Riassumendo, il meccanismo a due vie indipendenti proposto nell’allegato da una parte propone un pregevole sebbene laborioso uso dell’epidemiologia per valutazioni post-hoc, senza chiarire cosa accadrebbe in caso di esito negativo per la salute della popolazione, previsto con la frase «i danni alla salute della popolazione sono ragionevolmente attribuibili allo stabilimento». La filiera invece basata sull’RA può arrivare ad attribuire allo stabilimento «rischi che impongono la riapertura dell’AIA finalizzata all’ulteriore contenimento dei contaminanti che li originano». In questo caso, caratterizzato da un complesso susseguirsi di passaggi che porterebbero dalla fase 1 alla fase 3, ci domandiamo se sono stati fatti studi pilota o esercizi di fattibilità per capire se, come e in che tempi si può arrivare alla fine del percorso.

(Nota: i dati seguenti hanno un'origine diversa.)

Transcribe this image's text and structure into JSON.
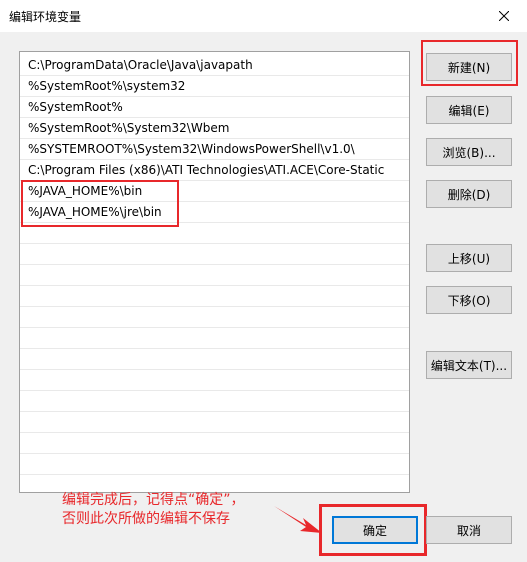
{
  "window": {
    "title": "编辑环境变量",
    "close_icon": "close-icon"
  },
  "paths": [
    "C:\\ProgramData\\Oracle\\Java\\javapath",
    "%SystemRoot%\\system32",
    "%SystemRoot%",
    "%SystemRoot%\\System32\\Wbem",
    "%SYSTEMROOT%\\System32\\WindowsPowerShell\\v1.0\\",
    "C:\\Program Files (x86)\\ATI Technologies\\ATI.ACE\\Core-Static",
    "%JAVA_HOME%\\bin",
    "%JAVA_HOME%\\jre\\bin"
  ],
  "buttons": {
    "new": "新建(N)",
    "edit": "编辑(E)",
    "browse": "浏览(B)...",
    "delete": "删除(D)",
    "move_up": "上移(U)",
    "move_down": "下移(O)",
    "edit_text": "编辑文本(T)...",
    "ok": "确定",
    "cancel": "取消"
  },
  "annotation": {
    "line1": "编辑完成后，记得点“确定”，",
    "line2": "否则此次所做的编辑不保存"
  },
  "colors": {
    "highlight": "#e8282b"
  }
}
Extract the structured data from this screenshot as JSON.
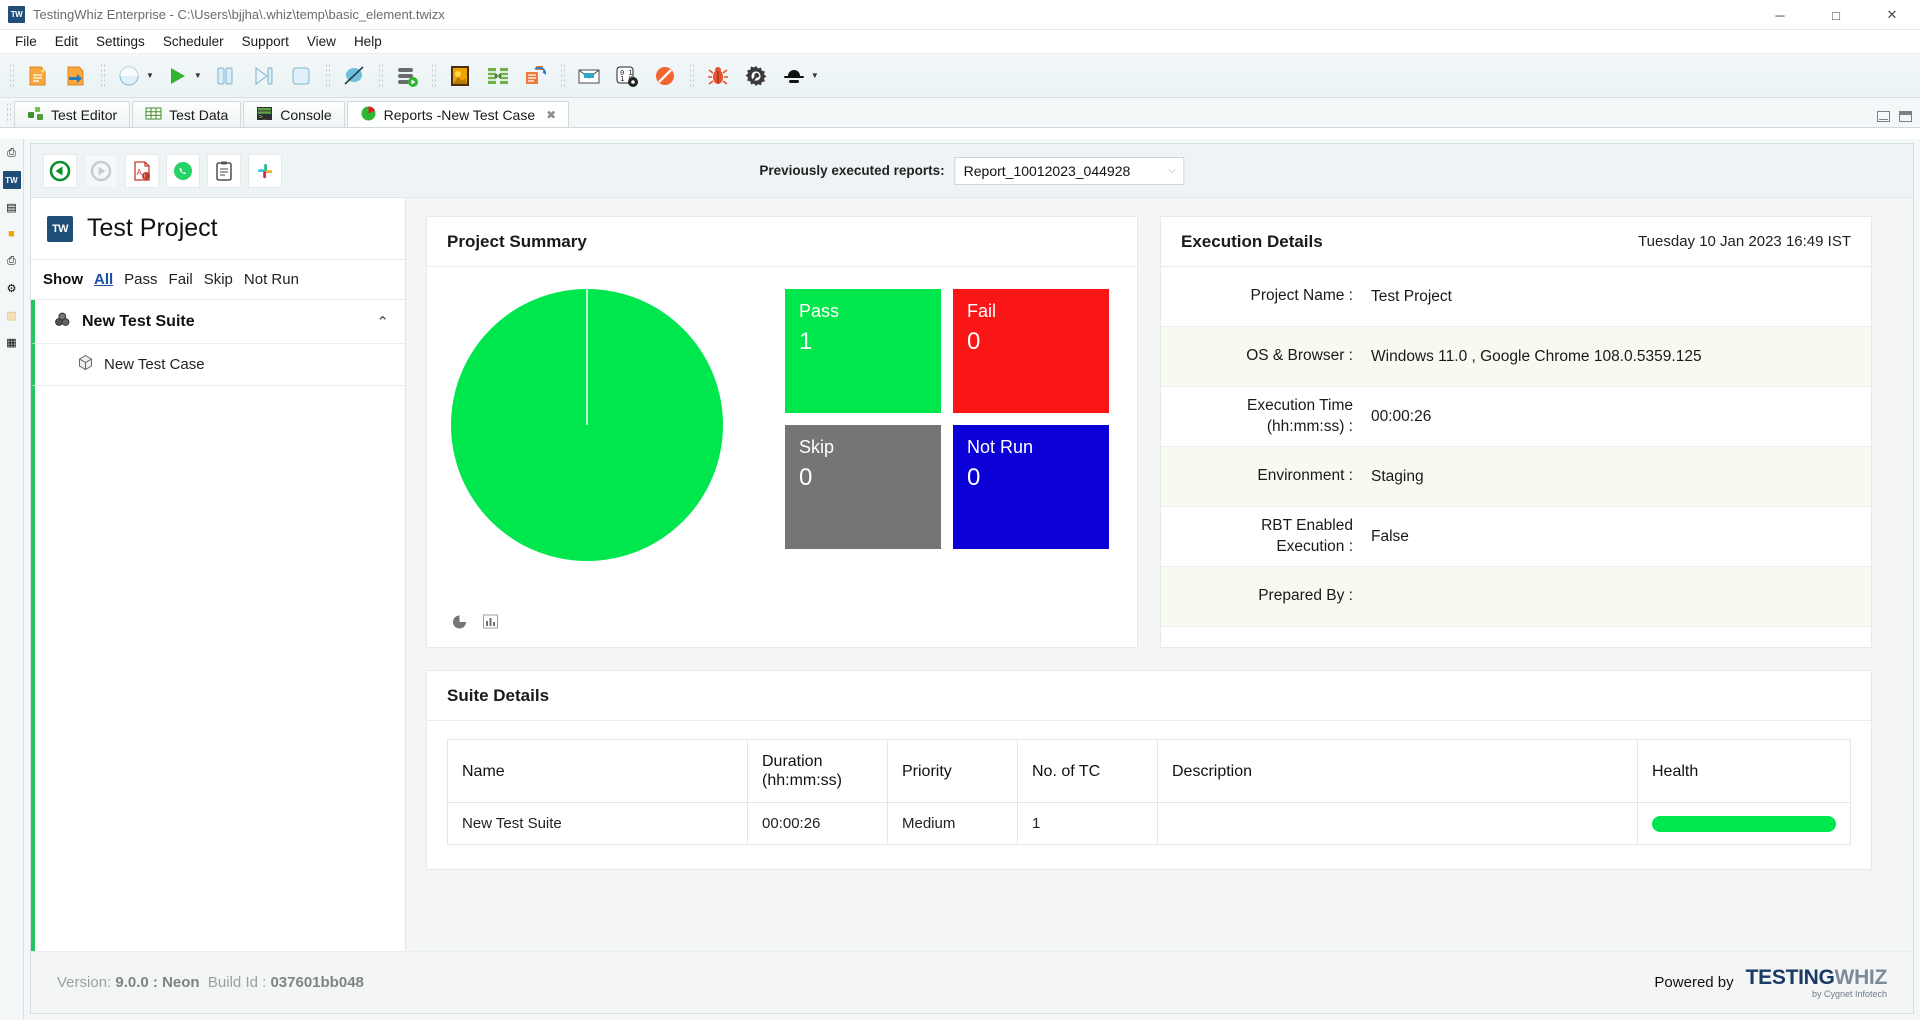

In conclusione, occorre lavorare per un miglioramento dei contenuti dell’allegato. In caso di un’applicazione nella presente versione, ci sentiamo di asserire che in molte situazioni le condizioni e conoscenze sono tali da poter entrare direttamente nella fase finale del percorso proposto, risparmiando tempi e risorse impiegabili subito per azioni preventive e studi collegati di intervento. È questo il caso specifico di Taranto, dove le conoscenze acquisite e le iniziative attivate da ARPA e ASL rendono realistica la messa in opera di un programma di sorveglianza di medio e lungo termine,11,12 e interventi urgenti per l’abbassamento dell’esposizione dei gruppi di popolazione a maggiore rischio. In questo caso, una rapida valutazione dell’impatto attuale e potenziale dell’inquinamento da polveri in termini di mortalità e morbosità è una facile guida per il monitoraggio del funzionamento dell’AIA e degli scenari di intervento futuri.